André : « Je vis Dubedou sur la Route de l'Anse à l'EAU situé sur le territoire de la commune de Saint-François. C'est vrai que chez moi, je dispose d'une citerne mais quand ça dure comme en ce moment, pendant onze jours, à la fin c'est dur. Les coupures sont régulières, nous sommes restés neuf jours sans eau et depuis, nous bénéficions d'une heure d'eau au robinet par jour, juste le temps de remplir quelques bidons et notre réservoir de secours pour tenir 24h. Sans mentir, nous vivons très mal le confinement sans eau et nous espérons une solution rapide, mais, ce qui m’exaspère le plus, c'est qu'il n'y a aucune manifestations de la part des élus. J'exagère peut-être mais même les favelas à Rio au Brésil, n'ont pas ce problème, c'est une honte ! »

Patrick : « Ecoutez, je suis natif de saint François et j'ai bien observé l'évolution de ma commune. Depuis une trentaine nous vivons avec les problèmes d'eau mais année après année cela s'aggrave. Pour commencer,nous vivons en hauteur à Saint-François. Par conséquent, même hors coupure générale nous n'avons pas d'eau car il n'y a pas de pression. Et quand ça coule,c'est un filet. Nous avons de l eau une fois sur deux, avec évidemment très peu de pression. Aujourd'hui cela fait dix jours où pas une goutte n'est sortie du robinet et ce même la nuit, je précise. Depuis le confinement c'est pire! Les tours d'eau ne sont pas respectés ou alors, nous ne les constatons pas; car c est perpétuel. En ce qui me concerne, j'ai la chance d'avoir une cuve de 3000L mais avec ces problèmes d'eau, je suis devenu le SIAEAG de mon quartier. Ma cuve a tenu deux jours. De plus, sans eau pendant ce confinement cela coûte très cher, récemment, j'ai dépensé 156€ pour rajouter des gouttières pour récupérer l'eau pour la douche et les toilettes. Nous cuisinons avec l'eau en bouteille et je précise que mon père qui est mon voisin et est paraplégique, moi-même, je suis en situation de handicap,et la majorité des personnes du quartier son âgées. Je dirais que cette situation est pénible, mais le mot pénible est bien trop faible, je dirais que je suis révolté ! Inutile de vous préciser que certains quartiers "huppés de la commune, avec une certaine catégorie de population, ne connaissent pas cette crise. Il y a un réseau qui a été créé à l'époque uniquement pour le Méridien( hôtel situé à Saint-François) certains quartiers sont branchés dessus. Par exemple, la dernière fois, je transportais des bidons d'eau et j'ai vu des enfants jouer dans leur piscine, je me suis cru en Afrique du Sud du temps de l'Apartheid. Jamais je ne me permettrais de mentir sur cela. D'ailleurs, si vous établissez une carte et vous le constaterez par vous-même»

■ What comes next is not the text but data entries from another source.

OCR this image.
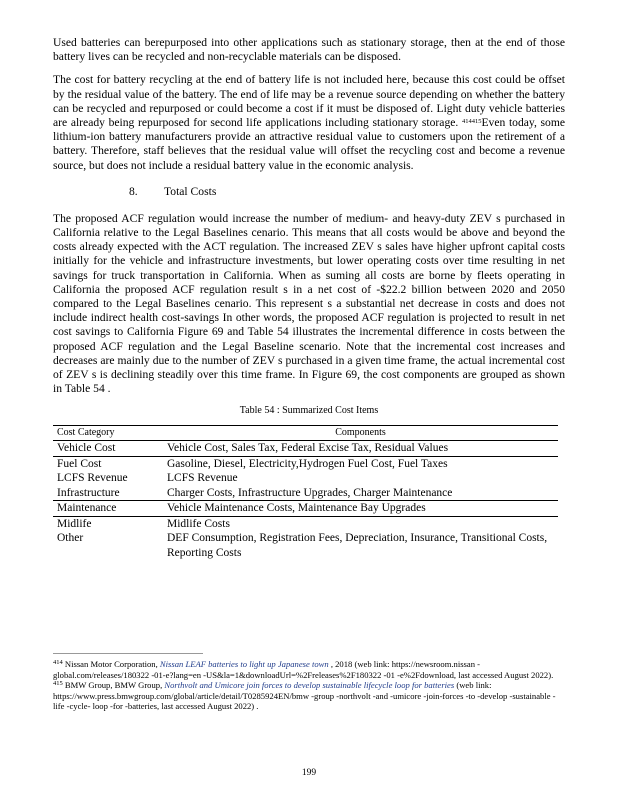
Used batteries can berepurposed into other applications such as stationary storage, then at the end of those battery lives can be recycled and non-recyclable materials can be disposed.

The cost for battery recycling at the end of battery life is not included here, because this cost could be offset by the residual value of the battery. The end of life may be a revenue source depending on whether the battery can be recycled and repurposed or could become a cost if it must be disposed of. Light duty vehicle batteries are already being repurposed for second life applications including stationary storage. $^{414415}$Even today, some lithium-ion battery manufacturers provide an attractive residual value to customers upon the retirement of a battery. Therefore, staff believes that the residual value will offset the recycling cost and become a revenue source, but does not include a residual battery value in the economic analysis.

8. Total Costs

The proposed ACF regulation would increase the number of medium- and heavy-duty ZEV s purchased in California relative to the Legal Baselines cenario. This means that all costs would be above and beyond the costs already expected with the ACT regulation. The increased ZEV s sales have higher upfront capital costs initially for the vehicle and infrastructure investments, but lower operating costs over time resulting in net savings for truck transportation in California. When as suming all costs are borne by fleets operating in California the proposed ACF regulation result s in a net cost of -$22.2 billion between 2020 and 2050 compared to the Legal Baselines cenario. This represent s a substantial net decrease in costs and does not include indirect health cost-savings In other words, the proposed ACF regulation is projected to result in net cost savings to California Figure 69 and Table 54 illustrates the incremental difference in costs between the proposed ACF regulation and the Legal Baseline scenario. Note that the incremental cost increases and decreases are mainly due to the number of ZEV s purchased in a given time frame, the actual incremental cost of ZEV s is declining steadily over this time frame. In Figure 69, the cost components are grouped as shown in Table 54 .

Table 54 : Summarized Cost Items
Cost Category	Components
Vehicle Cost	Vehicle Cost, Sales Tax, Federal Excise Tax, Residual Values
Fuel Cost	Gasoline, Diesel, Electricity,Hydrogen Fuel Cost, Fuel Taxes
LCFS Revenue	LCFS Revenue
Infrastructure	Charger Costs, Infrastructure Upgrades, Charger Maintenance
Maintenance	Vehicle Maintenance Costs, Maintenance Bay Upgrades
Midlife	Midlife Costs
Other	DEF Consumption, Registration Fees, Depreciation, Insurance, Transitional Costs, Reporting Costs
$^{414}$ Nissan Motor Corporation, Nissan LEAF batteries to light up Japanese town , 2018 (web link: https://newsroom.nissan -global.com/releases/180322 -01-e?lang=en -US&la=1&downloadUrl=%2Freleases%2F180322 -01 -e%2Fdownload, last accessed August 2022).
$^{415}$ BMW Group, BMW Group, Northvolt and Umicore join forces to develop sustainable lifecycle loop for batteries (web link: https://www.press.bmwgroup.com/global/article/detail/T0285924EN/bmw -group -northvolt -and -umicore -join-forces -to -develop -sustainable -life -cycle- loop -for -batteries, last accessed August 2022) .
199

Estelle : « J'habite à Ste marthe sur Saint-François. J"ai eu ma fille en 2013, à cette période, nous sommes bien restés deux à trois ans à avoir de l'eau une fois toutes les deux à trois semaines. J'ai contactée une fois le SIAEAG qui m'a répondu qu'ils n étaient pas au courant. Ensuite, on a commencé à avoir de l'eau plus souvent mais, là, depuis deux ans la situation s'est encore dégradée donc je dirais, que je vis avec les problèmes d'eau depuis six ans. A ce jour, j'ai de l'eau une à deux fois par semaine selon leur volonté ! La dernière fois, nous sommes restés dix jours sans eau. Depuis le confinement, il n'y a pas de tours d'eau , il n y a pas d'eau tout simplement»

Agacés, confinés, ils devront pourtant continuer à patienter car, les tours d'eau et les coupures se poursuivent. Sur son site, l'organisme de l'eau informe la population que de nouvelles coupures auront lieu dans les semaines à venir.